Le musée est né en 1968. C’est une date symptomatique. Alors que le monde vivait une de ses secousses cycliques troublant un certain état des choses, le Ballenberg affirmait sa vocation : préserver et réhabiliter l’héritage paysan du pays. Il s’agissait de rassembler et reconstituer le patrimoine architectural et culturel d’un univers menacé. L’authenticité devenait la mesure de son ambition. Le musée s’engageait à découvrir, acquérir, déplacer et bâtir à nouveau les habitations typiques du pays. C’est ainsi qu’elles ont été toutes soigneusement démontées et fidèlement reconstruites au Ballenberg. C’est le vertige sémantique. Il devient impossible de se décider entre des vraies fausses ou de fausses vraies maisons. Des ready made à l’échelle impensable d’une société, d’une culture et d’un secteur productif.
De plus, les activités du musée et ses produits sont exploités commercialement. En somme, la frontière entre la fiction et la réalité est incertaine. Elle est renvoyée sans cesse à son ambiguïté. La civilisation se trouve ainsi à l’ère de sa reproductibilité technique. C’est Walter Benjamin qui a développé ce concept à propos de l’art quelques années avant la deuxième guerre mondiale*. Au Ballenberg, la valeur d’usage des logis et des travaux de la paysannerie s’efface au profit de leur valeur d’exposition. Leur concentration et leur statut de modèle les affranchissent de la réalité. Ils sont alors disponibles pour l’étude scientifique et pour la promenade en famille. L’expérience du passé, c’est la devise du musée, une fois reconstituée perd probablement son aura, ce je ne sais quoi qui la rendait unique, indicible. En revanche, elle gagne la pérennité de l’abstraction.
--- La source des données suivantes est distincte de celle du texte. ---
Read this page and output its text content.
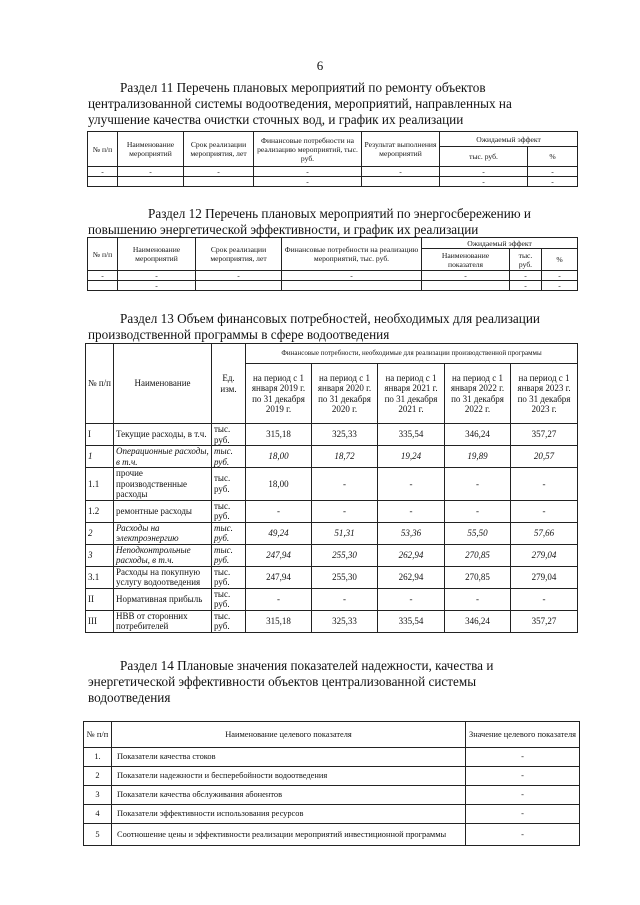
6
Раздел 11 Перечень плановых мероприятий по ремонту объектов
централизованной системы водоотведения, мероприятий, направленных на
улучшение качества очистки сточных вод, и график их реализации
№ п/п	Наименование мероприятий	Срок реализации мероприятия, лет	Финансовые потребности на реализацию мероприятий, тыс. руб.	Результат выполнения мероприятий	Ожидаемый эффект	
					тыс. руб.	%
-	-	-	-	-	-	-
			-		-	-
Раздел 12 Перечень плановых мероприятий по энергосбережению и
повышению энергетической эффективности, и график их реализации
№ п/п	Наименование мероприятий	Срок реализации мероприятия, лет	Финансовые потребности на реализацию мероприятий, тыс. руб.	Ожидаемый эффект		
				Наименование показателя	тыс. руб.	%
-	-	-	-	-	-	-
	-				-	-
Раздел 13 Объем финансовых потребностей, необходимых для реализации
производственной программы в сфере водоотведения
№ п/п	Наименование	Ед. изм.	Финансовые потребности, необходимые для реализации производственной программы				
			на период с 1 января 2019 г. по 31 декабря 2019 г.	на период с 1 января 2020 г. по 31 декабря 2020 г.	на период с 1 января 2021 г. по 31 декабря 2021 г.	на период с 1 января 2022 г. по 31 декабря 2022 г.	на период с 1 января 2023 г. по 31 декабря 2023 г.
I	Текущие расходы, в т.ч.	тыс. руб.	315,18	325,33	335,54	346,24	357,27
1	Операционные расходы, в т.ч.	тыс. руб.	18,00	18,72	19,24	19,89	20,57
1.1	прочие производственные расходы	тыс. руб.	18,00	-	-	-	-
1.2	ремонтные расходы	тыс. руб.	-	-	-	-	-
2	Расходы на электроэнергию	тыс. руб.	49,24	51,31	53,36	55,50	57,66
3	Неподконтрольные расходы, в т.ч.	тыс. руб.	247,94	255,30	262,94	270,85	279,04
3.1	Расходы на покупную услугу водоотведения	тыс. руб.	247,94	255,30	262,94	270,85	279,04
II	Нормативная прибыль	тыс. руб.	-	-	-	-	-
III	НВВ от сторонних потребителей	тыс. руб.	315,18	325,33	335,54	346,24	357,27
Раздел 14 Плановые значения показателей надежности, качества и
энергетической эффективности объектов централизованной системы
водоотведения
№ п/п	Наименование целевого показателя	Значение целевого показателя
1.	Показатели качества стоков	-
2	Показатели надежности и бесперебойности водоотведения	-
3	Показатели качества обслуживания абонентов	-
4	Показатели эффективности использования ресурсов	-
5	Соотношение цены и эффективности реализации мероприятий инвестиционной программы	-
L’identité et la différence

Expo.02, de son côté, est encore une projection. Annoncée, simulée, imaginée, elle se réalise à peine. Les premiers curieux l’investissent. Les arteplages se dévoilent. On découvre les défauts et les qualités. Les médias et les politiciens, l’économie et les arts, mais l’homme du commun également condamnent ses déficiences, son excès mégalomane, autant que ses coûts exorbitants et ses tarifs antidémocratiques. On évoque l’espoir et les attentes qu’elle alimente. Les déchéances et les réussites. Elle est le bouc émissaire d’une Suisse fragmentée, confuse, cependant consciente d’un sentiment d’appartenance commune. Certes fragile, difficile à exprimer, souvent ignorée.
Alors elle se réfugie dans le jeu amusé des différences. Détournement ludique des divergences et des cloisonnements véritables. Ces sont tous ces fossés, ces graben, qui sont la promesse paradoxale autant de la cohésion que de la désagrégation de son identité.

Antagonismes de façade

Or, il y a une relation de filiation réciproque entre le Ballenberg et l’Expo.02. Leur antagonisme apparent est trompeur. Au premier abord, il est vrai que le Ballenberg semble se vouer à la sauvegarde, alors qu’Expo.02 rappelle plutôt le potlach, l’échange somptuaire ou le gaspillage. D’une part, se cristalliserait la revue bien ordonnée d’un âge d’or perdu à regret qui aspire à l’éternité, de l’autre il y aurait la prodigalité festive et divertissante d’une culture volatile et métissée destinée à la consommation et à la déliquescence (à l’image du monolithe de Jean Nouvel).
Toutefois, le Ballenberg est le passé d’Expo.02. Et celle-ci est son avenir. L’un est nécessaire à l’autre, fatalement complémentaire. Le musée rural représente les fonds d’empreintes nécessaires aux images chancelantes de l’exposition nationale. Il serait impossible de vouloir le présent, d’agiter le futur sans l’inconscient immémorial matérialisé au Ballenberg. A son tour, Expo.02 trace l’horizon de sa survie : un branle-bas du simulacre, de la reproduction dépourvue d’original. Elle lui suggère l’écran des ombres libérées de la contrainte de la vérité. Il faut visiter le Ballenberg avant de se rendre à Expo.02. md

*Walter Benjamin, L’œuvre d’art à l’ère de sa reproductibilité technique, in ÃŽuvres, tome iii, Gallimard, Paris, 2000, pages 67-113.